The main harvest even this month will be the sweet potatoes. A neighbor who visited a few weeks ago and who grows potatoes commercially here took one look at my sweet potatoes and congratulated me. If the foliage is any indication, I should get a bumper crop. I can’t wait! I have another week to go, and then I will tentatively dig up a row by hand and see how advanced they are. If the tubers are large enough, my neighbor has instructed me on the fine art of ‘curing’ sweet potatoes. She told me that her grandfather had a special shack out back that he kept warm with a wood fire. Sweet potatoes were placed on cloths on the ground or newspaper and cured in the hot, dry conditions. Since I don’t have the wherewithal to build a replica of her grandpa’s shack, and she hasn’t built one on her new farm either, I’m following her second-best set of instructions.

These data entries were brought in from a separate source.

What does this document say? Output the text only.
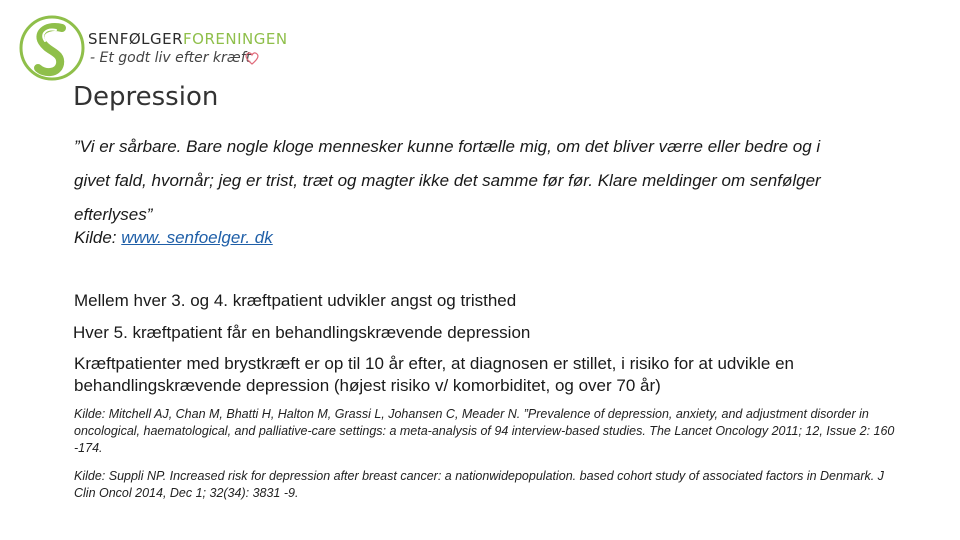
SENFØLGERFORENINGEN
- Et godt liv efter kræft
Depression

”Vi er sårbare. Bare nogle kloge mennesker kunne fortælle mig, om det bliver værre eller bedre og i givet fald, hvornår; jeg er trist, træt og magter ikke det samme før før. Klare meldinger om senfølger efterlyses”

Kilde: www. senfoelger. dk

Mellem hver 3. og 4. kræftpatient udvikler angst og tristhed

Hver 5. kræftpatient får en behandlingskrævende depression

Kræftpatienter med brystkræft er op til 10 år efter, at diagnosen er stillet, i risiko for at udvikle en behandlingskrævende depression (højest risiko v/ komorbiditet, og over 70 år)

Kilde: Mitchell AJ, Chan M, Bhatti H, Halton M, Grassi L, Johansen C, Meader N. ”Prevalence of depression, anxiety, and adjustment disorder in oncological, haematological, and palliative-care settings: a meta-analysis of 94 interview-based studies. The Lancet Oncology 2011; 12, Issue 2: 160 -174.

Kilde: Suppli NP. Increased risk for depression after breast cancer: a nationwidepopulation. based cohort study of associated factors in Denmark. J Clin Oncol 2014, Dec 1; 32(34): 3831 -9.
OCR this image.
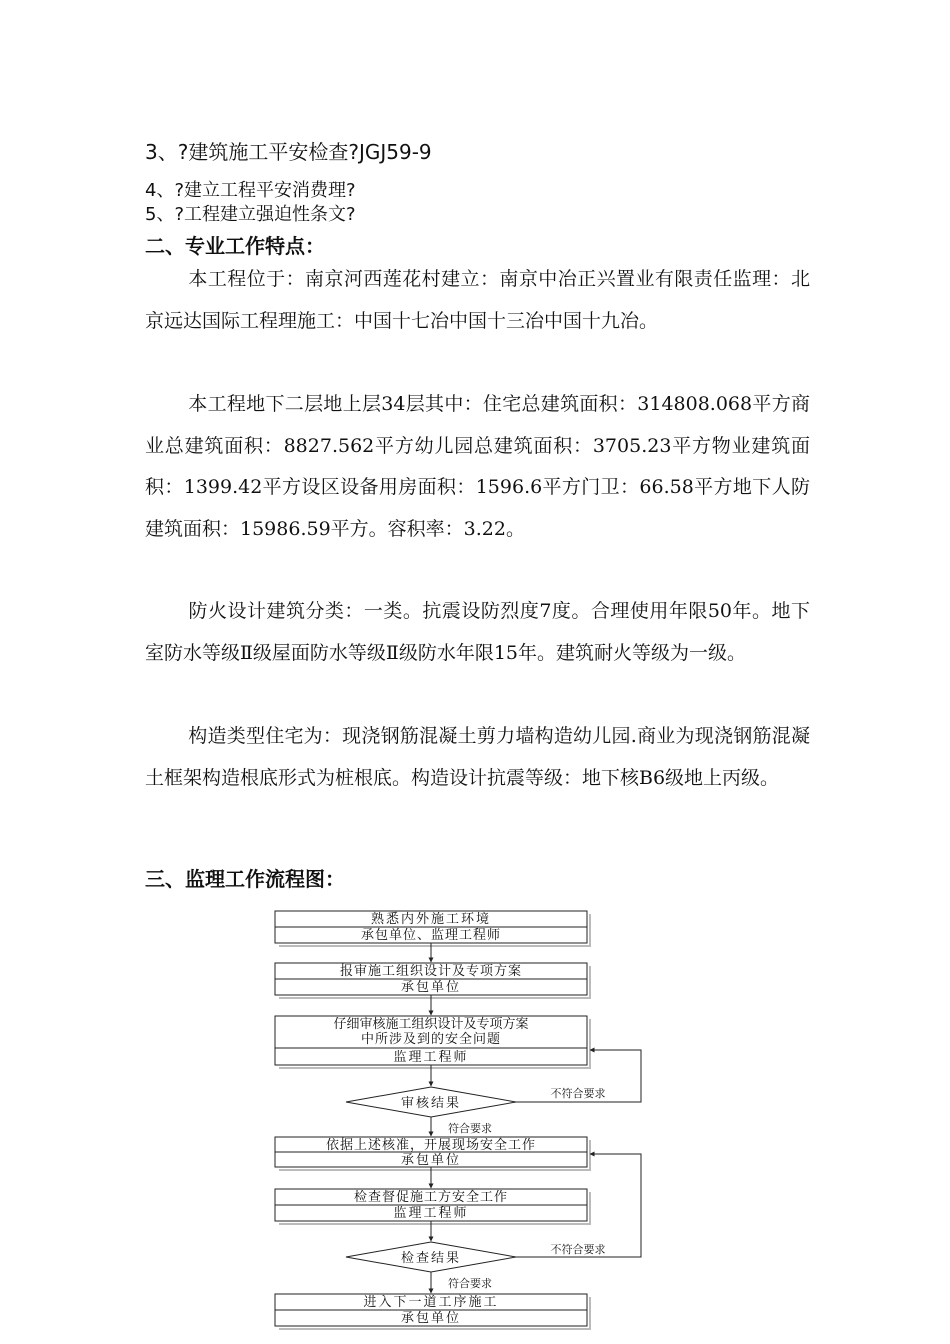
3、?建筑施工平安检查?JGJ59-9
4、?建立工程平安消费理?
5、?工程建立强迫性条文?
二、专业工作特点：

本工程位于：南京河西莲花村建立：南京中冶正兴置业有限责任监理：北京远达国际工程理施工：中国十七冶中国十三冶中国十九冶。

本工程地下二层地上层34层其中：住宅总建筑面积：314808.068平方商业总建筑面积：8827.562平方幼儿园总建筑面积：3705.23平方物业建筑面积：1399.42平方设区设备用房面积：1596.6平方门卫：66.58平方地下人防建筑面积：15986.59平方。容积率：3.22。

防火设计建筑分类：一类。抗震设防烈度7度。合理使用年限50年。地下室防水等级Ⅱ级屋面防水等级Ⅱ级防水年限15年。建筑耐火等级为一级。

构造类型住宅为：现浇钢筋混凝土剪力墙构造幼儿园.商业为现浇钢筋混凝土框架构造根底形式为桩根底。构造设计抗震等级：地下核B6级地上丙级。

三、监理工作流程图：
熟悉内外施工环境
承包单位、监理工程师
报审施工组织设计及专项方案
承包单位
仔细审核施工组织设计及专项方案
中所涉及到的安全问题
监理工程师
审核结果
符合要求
不符合要求
依据上述核准，开展现场安全工作
承包单位
检查督促施工方安全工作
监理工程师
检查结果
符合要求
不符合要求
进入下一道工序施工
承包单位
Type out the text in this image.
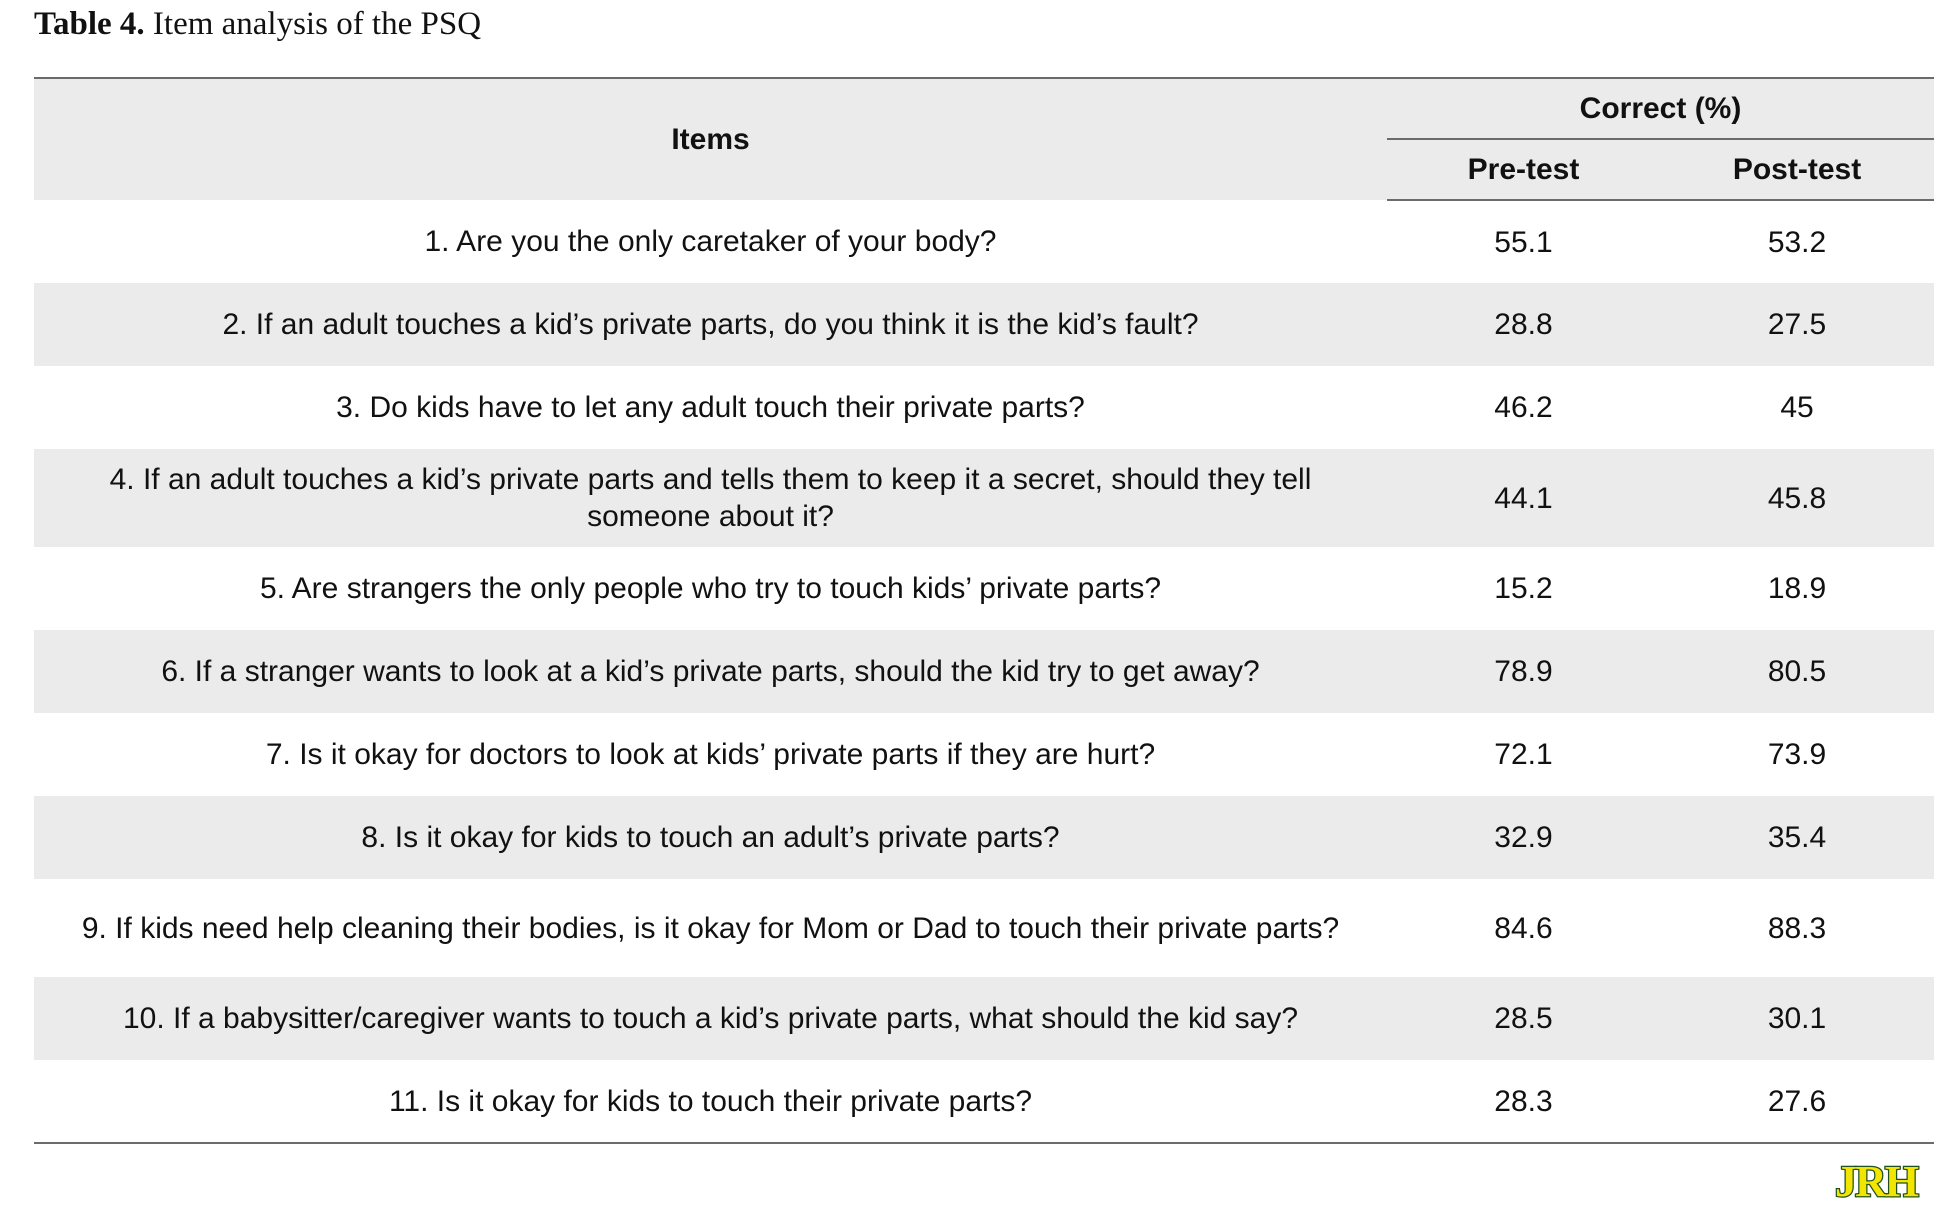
Table 4. Item analysis of the PSQ
Items	Correct (%)	
	Pre-test	Post-test
1. Are you the only caretaker of your body?	55.1	53.2
2. If an adult touches a kid’s private parts, do you think it is the kid’s fault?	28.8	27.5
3. Do kids have to let any adult touch their private parts?	46.2	45
4. If an adult touches a kid’s private parts and tells them to keep it a secret, should they tell someone about it?	44.1	45.8
5. Are strangers the only people who try to touch kids’ private parts?	15.2	18.9
6. If a stranger wants to look at a kid’s private parts, should the kid try to get away?	78.9	80.5
7. Is it okay for doctors to look at kids’ private parts if they are hurt?	72.1	73.9
8. Is it okay for kids to touch an adult’s private parts?	32.9	35.4
9. If kids need help cleaning their bodies, is it okay for Mom or Dad to touch their private parts?	84.6	88.3
10. If a babysitter/caregiver wants to touch a kid’s private parts, what should the kid say?	28.5	30.1
11. Is it okay for kids to touch their private parts?	28.3	27.6
JRH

Lay newspapers on the floor of the garden she and the garage and just place the sweet potatoes there for a week or two. Then layer them in boxes or baskets and store in the basement. In the meantime, there are the last of the tomatoes to pick and one or two stray beets.
Now the big question remains: should I enter the five county fair? It starts on September 24, and my friend Patty urges me to just try….enter some herbs, or flowers or what not. I brought out my mother’s cake recipe called the Gunkehupft and I can guarantee that no one at the fair will make this buttery pound cake! It takes an entire pound of butter (no, this recipe isn’t for those watching their cholesterol) and it’s a miracle if I can get the entire ring out of the Turk’s head mold without cracking it but…..I may just have a chance…..or I may enter my patented killer double-double chocolate fudge chunk cookies. I mean, who doesn’t like chocolate and fudge chunks? Or cookies?